Pregunta 5: Como obispo que sirve hoy en Getafe, ¿qué cree que puede decir el testimonio del Cura Valera a los cristianos del siglo XXI, más allá de Almería y Cartagena?

Respuesta: El testimonio de santidad es siempre universal. El Cura Valera nos habla de la primacía de Dios. Dios es lo primero, y en Él se ordena nuestra vida y nos lleva a los demás. D. Salvador vivía para Dios y para los demás, es un testimonio de entrega, de cercanía al pueblo, con palabras del papa Francisco, “olía a oveja”. Sacerdote que ofrece a Dios el sacrificio en la misa, que confiesa incansablemente los pecados, que reza por su pueblo, que sirve entrañablemente a los pobres. No hacía ruido, pero llegaba al corazón. Era hombre más de gestos que de palabras, era un sacerdote de presencia y no de relumbrón. Es el testimonio de una vida sencilla que tanto necesitamos hoy.

Pregunta 6: A pocos días del 7 de febrero, fecha de la beatificación, ¿qué llamada concreta haría a sacerdotes, familias y jóvenes para vivir este acontecimiento?

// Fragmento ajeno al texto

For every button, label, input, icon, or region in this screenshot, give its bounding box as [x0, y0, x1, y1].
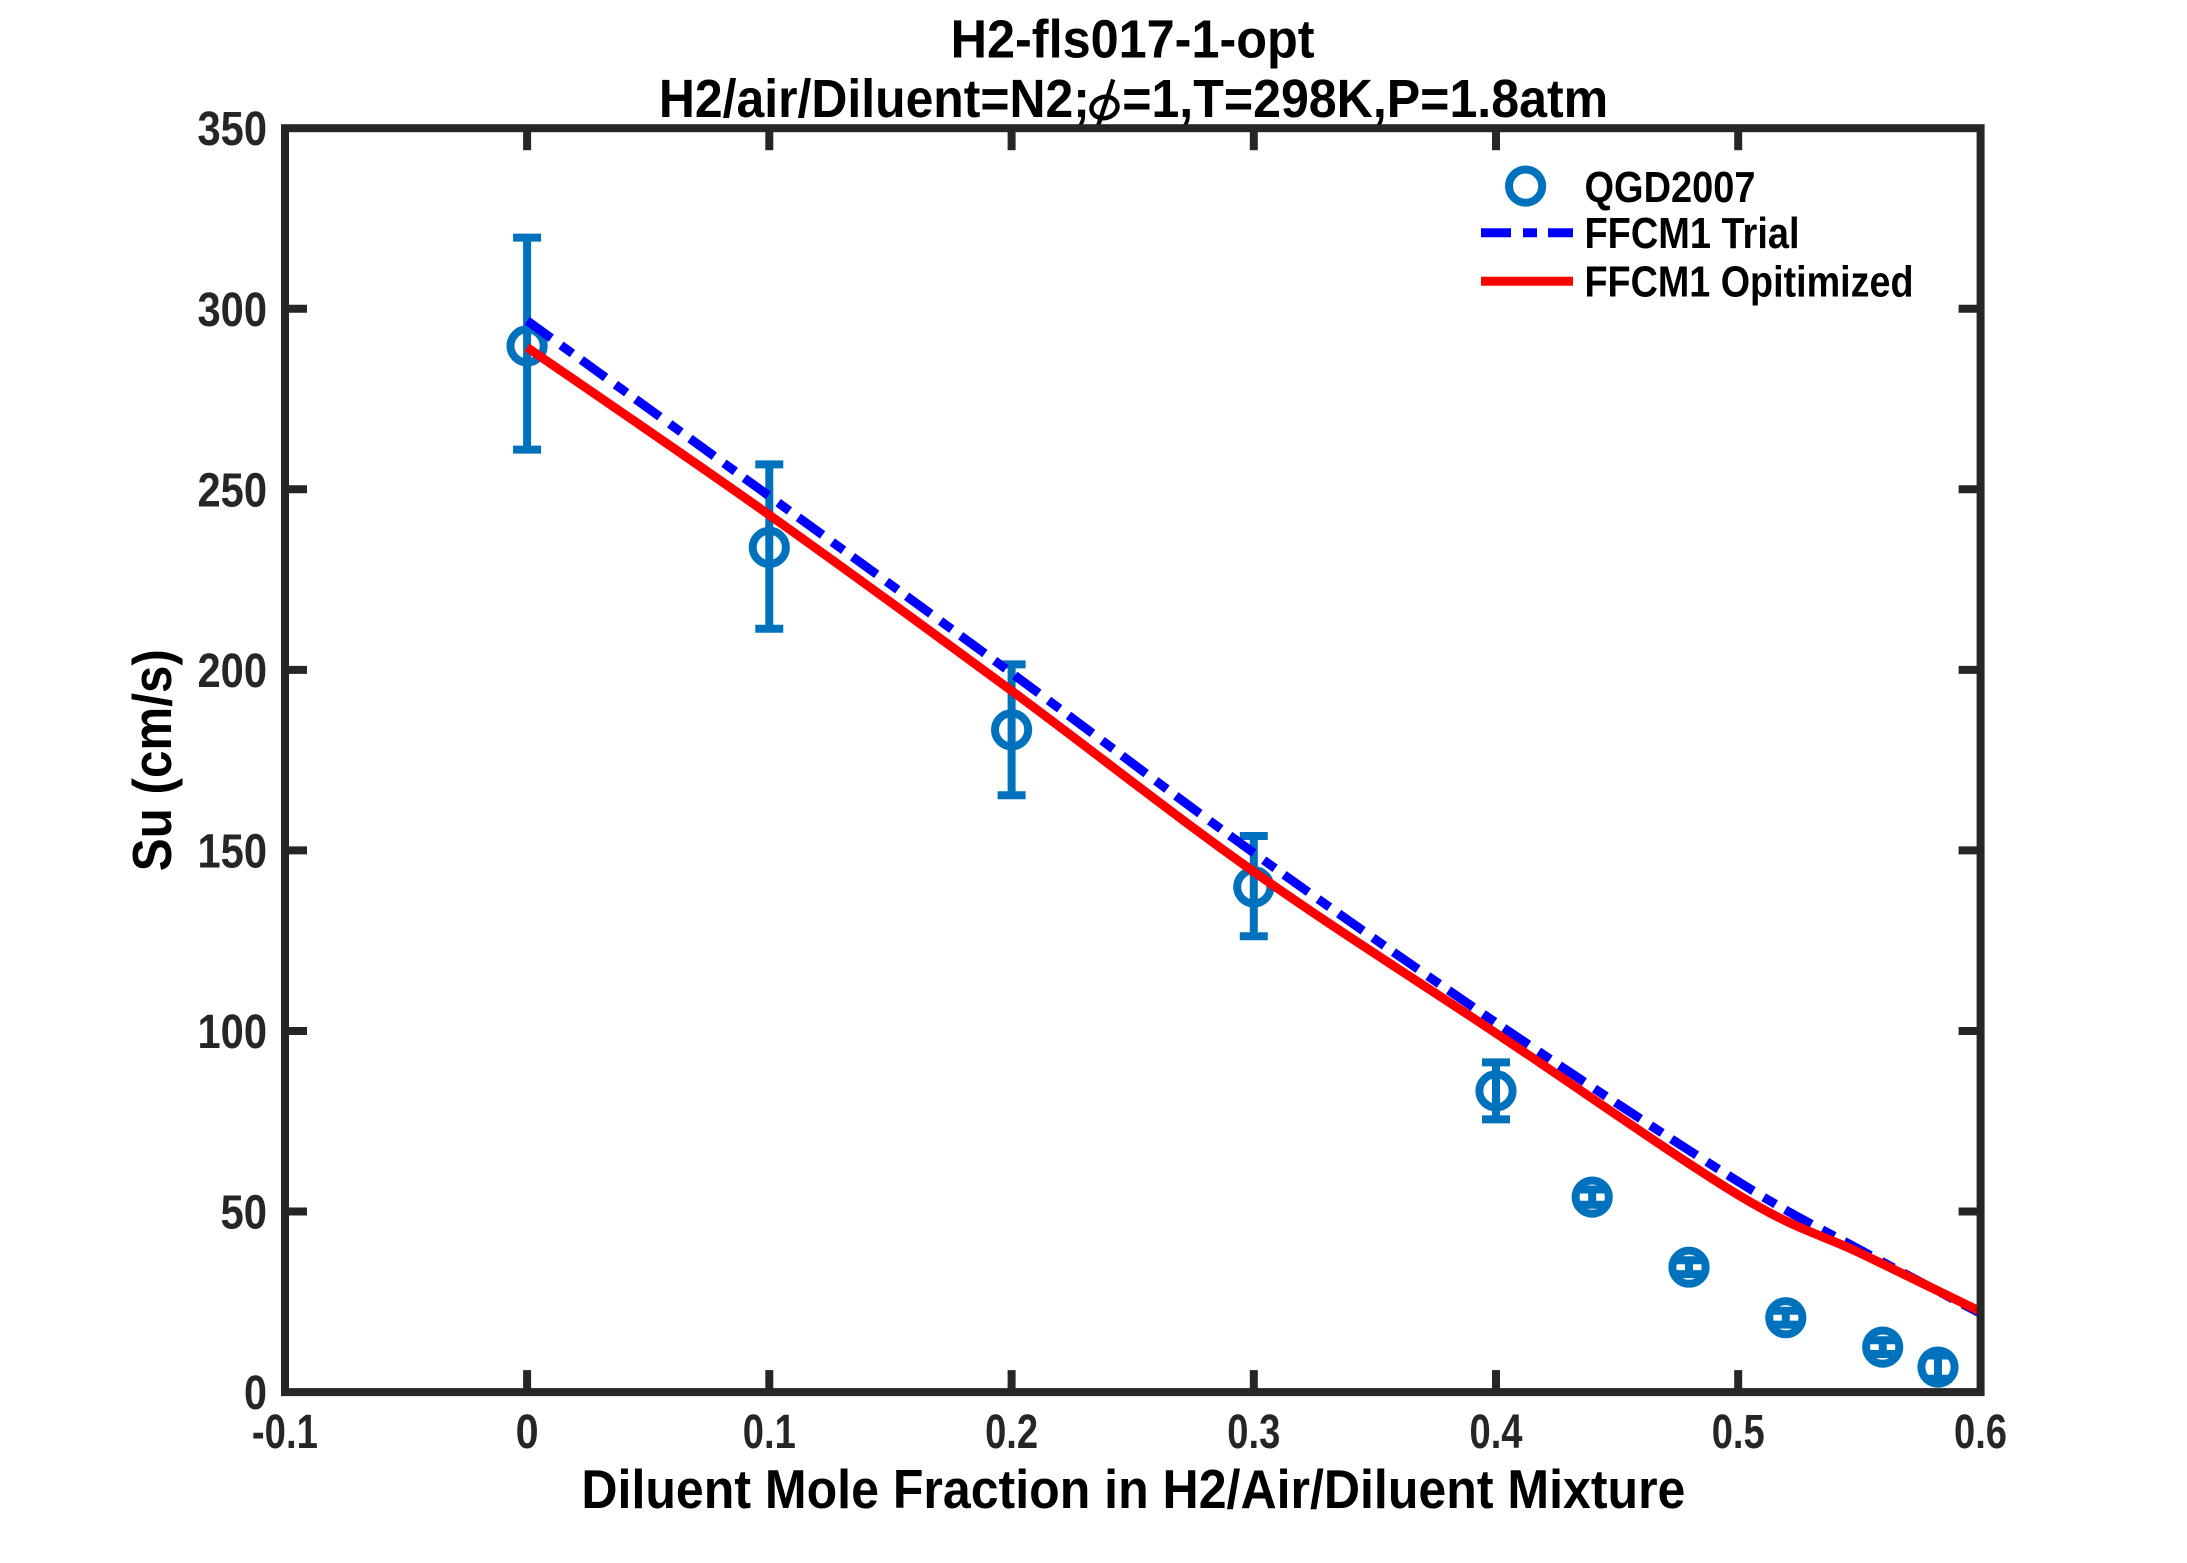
- svg-text:0.1: 0.1: [743, 1406, 796, 1459]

Respuesta: En primer lugar, a los sacerdotes: que se miren en este ejemplo. Proponer modelos de santidad sacerdotal, sacerdote en medio del pueblo, sin más pretensión que dar la vida en silencio y con humildad. Sacerdotes, hombres de Dios y padres de los pobres. A los jóvenes le diría que miren en el Cura Valera el ideal al que quieren entregar su vida, allí donde Dios los quiera. Merece la pena invocar al Cura Valera y tenerlo cerca de nuestra vida y nuestras esperanzas. A las familias, que vivan y eduquen según este modelo e ideal de vida. Que vivan la santidad matrimonial y que trabajen para que sus hijos sean santos.